I want to stress that I don't think there is anything wrong with this string of familiar characters who seem imbued with an extra dose of grabbing life by the gonads and making it sing. It's a tried and true formula for stories of self-discovery. If you don't know what I mean by "manic pixie dream girl," I encourage a trip to YouTube for that explanation. But in short, it is basically something that emerged in recent years as a character type that is injected into story lines to teach the male protagonist about life, freedom, love and all things that make one feel alive and connected. Think Natalie Portman's character in my beloved Garden State; she introduces the male protagonist to The Shins, thrusts him into unfamiliar situations to force the emergence of self identity in an effort to cope and adapt, confesses the darkness buried in her being of light, makes him feel unique, makes him question life, and gets him to do something completely freeing. That is essentially the formula for the creation of a "manic pixie dream girl."
I let it slide in Paper Towns, because Margot actually disappears for most of the story and so it becomes more about the male protagonist and his journey of self-discovery through his search for Margot. I even embraced the gender role reversal in The Fault in Our Stars where Augustus Waters fulfills this role for the melancholy Hazel Grace. However, I just couldn't get past it in Looking for Alaska.
Miles Halter leaves home to go to boarding school at Culver Creek in Alabama. He’s paired with a roommate referred to as “The Colonel,” and soon meets the other members of the outsiders club with whom he bonds with throughout the course of the story. One of these group members is Alaska Young; she is attractive, impulsive, smart and completely depressed. This was an opportunity for Green to really explore the complications of depression among young adults, but ultimately Alaska’s depression gets sidelined as she serves in her obligatory “manic pixie dream girl” role of helping Miles become a real boy.
I’m not going to say that John Green should have written this story differently, but I am going to say that he had the potential of breaking out of the mold and really exploring the complexities of Alaska Young. Alaska never becomes an actualized character, she always exists as others need her to for the sake of their own development.
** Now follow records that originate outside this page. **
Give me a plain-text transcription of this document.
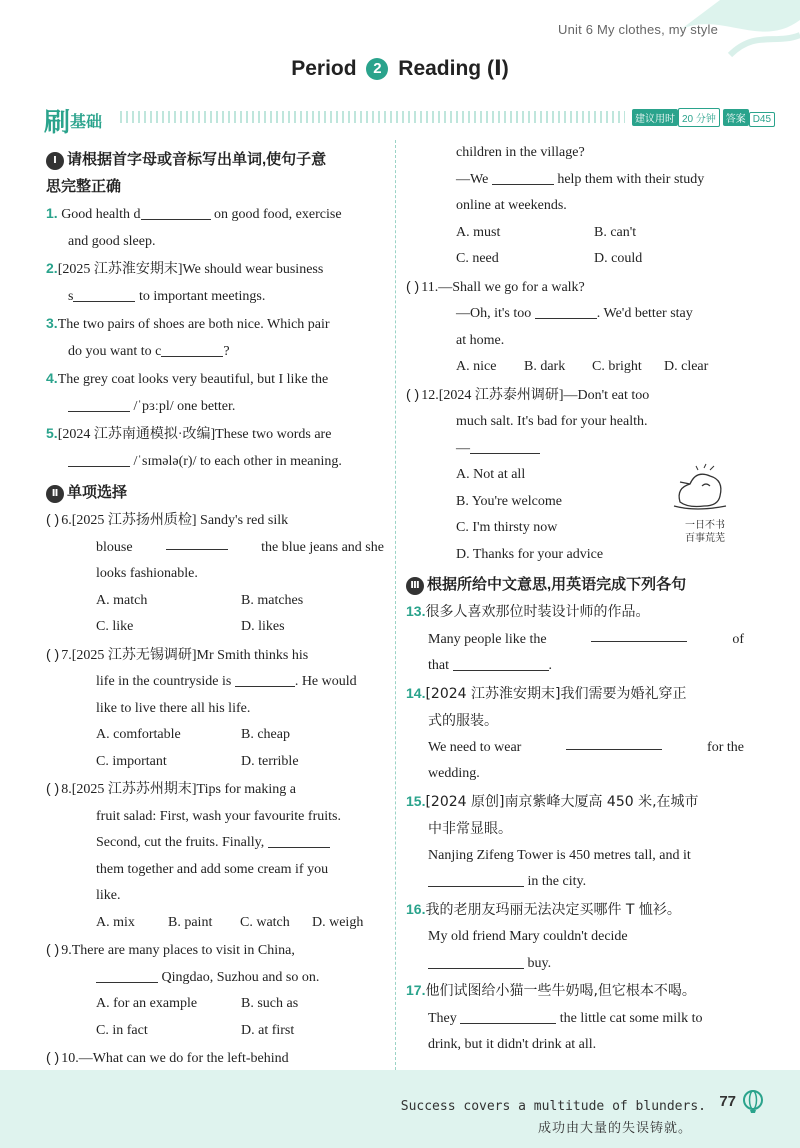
Unit 6 My clothes, my style
Period 2 Reading (Ⅰ)
刷基础	建议用时 20 分钟 答案 D45
Ⅰ 请根据首字母或音标写出单词,使句子意
思完整正确
1. Good health d	on good food, exercise
and good sleep.
2.[2025 江苏淮安期末]We should wear business
s	to important meetings.
3.The two pairs of shoes are both nice. Which pair
do you want to c	?
4.The grey coat looks very beautiful, but I like the
/ˈpɜːpl/ one better.
5.[2024 江苏南通模拟·改编]These two words are
/ˈsɪmələ(r)/ to each other in meaning.
Ⅱ 单项选择
( ) 6.[2025 江苏扬州质检] Sandy's red silk
blouse	the blue jeans and she
looks fashionable.
A. match	B. matches
C. like	D. likes
( ) 7.[2025 江苏无锡调研]Mr Smith thinks his
life in the countryside is	. He would
like to live there all his life.
A. comfortable	B. cheap
C. important	D. terrible
( ) 8.[2025 江苏苏州期末]Tips for making a
fruit salad: First, wash your favourite fruits.
Second, cut the fruits. Finally,
them together and add some cream if you
like.
A. mix	B. paint	C. watch	D. weigh
( ) 9.There are many places to visit in China,
Qingdao, Suzhou and so on.
A. for an example	B. such as
C. in fact	D. at first
( ) 10.—What can we do for the left-behind
children in the village?
—We	help them with their study
online at weekends.
A. must	B. can't
C. need	D. could
( ) 11.—Shall we go for a walk?
—Oh, it's too	. We'd better stay
at home.
A. nice	B. dark	C. bright	D. clear
( ) 12.[2024 江苏泰州调研]—Don't eat too
much salt. It's bad for your health.
—
A. Not at all
B. You're welcome
C. I'm thirsty now
D. Thanks for your advice
Ⅲ 根据所给中文意思,用英语完成下列各句
13.很多人喜欢那位时装设计师的作品。
Many people like the	of
that	.
14.[2024 江苏淮安期末]我们需要为婚礼穿正
式的服装。
We need to wear	for the
wedding.
15.[2024 原创]南京紫峰大厦高 450 米,在城市
中非常显眼。
Nanjing Zifeng Tower is 450 metres tall, and it
in the city.
16.我的老朋友玛丽无法决定买哪件 T 恤衫。
My old friend Mary couldn't decide
buy.
17.他们试图给小猫一些牛奶喝,但它根本不喝。
They	the little cat some milk to
drink, but it didn't drink at all.
一日不书
百事荒芜
Success covers a multitude of blunders.
成功由大量的失误铸就。
77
As with all the other stories I've read of Green's, there is a strong literary component that exists as a running theme with the main action of the story. Yet, in Looking for Alaska, I felt that it was forced and tacked on in an effort to imbue some greater sense of meaning that could have just come from allowing an exploration of the full character of Alaska Young. Miles, the protagonist, is desperately in love with Alaska and she is desperately in love with her college aged boyfriend, except when she doesn't want to be - then she lets loose and embraces spontaneity over commitment. Conveniently.
Miles has an interesting character quirk in that he is a collector of final words.(Whoa now, careful with that foreshadowing!) He and Alaska have a conversation in which she mentions her fascination with Simon Bolivar's final words: "Damn it. How will I ever get out of this labyrinth!" And so ensues a pseudo-philosophical and spiritual quest to uncover what the labyrinth is and how one can escape it. The quote holds meaning for Alaska, the kind of meaning that is worth concern if anyone knows anything about depression. And this once again leads me to the loss of potential for Green to really expose this underbelly of depression; how it impacts not only the individual who is depressed, but also everyone around that person.
I don't want to give away some of the "surprising" plot twists, but I do want to say that Alaska never evolves out of this character mold that seems so familiar to John Green. This is okay, the book is entertaining and interesting, and if you're a fan of Green then you will enjoy it. However, I read it so soon after Paper Towns that it felt like the same female character that serves as the catalyst for the male protagonist's personal growth exists almost exactly the same in both stories. I have one book left to read by John Green and that is An Abundance of Katherines. I am going into that story with an open mind, an intentionally designed couple months of removal from Looking for Alaska, and maybe Green will surprise me with a story outside of what I can't help but label as a formulaic trend of writing in the YA genre that has lost its novelty on me.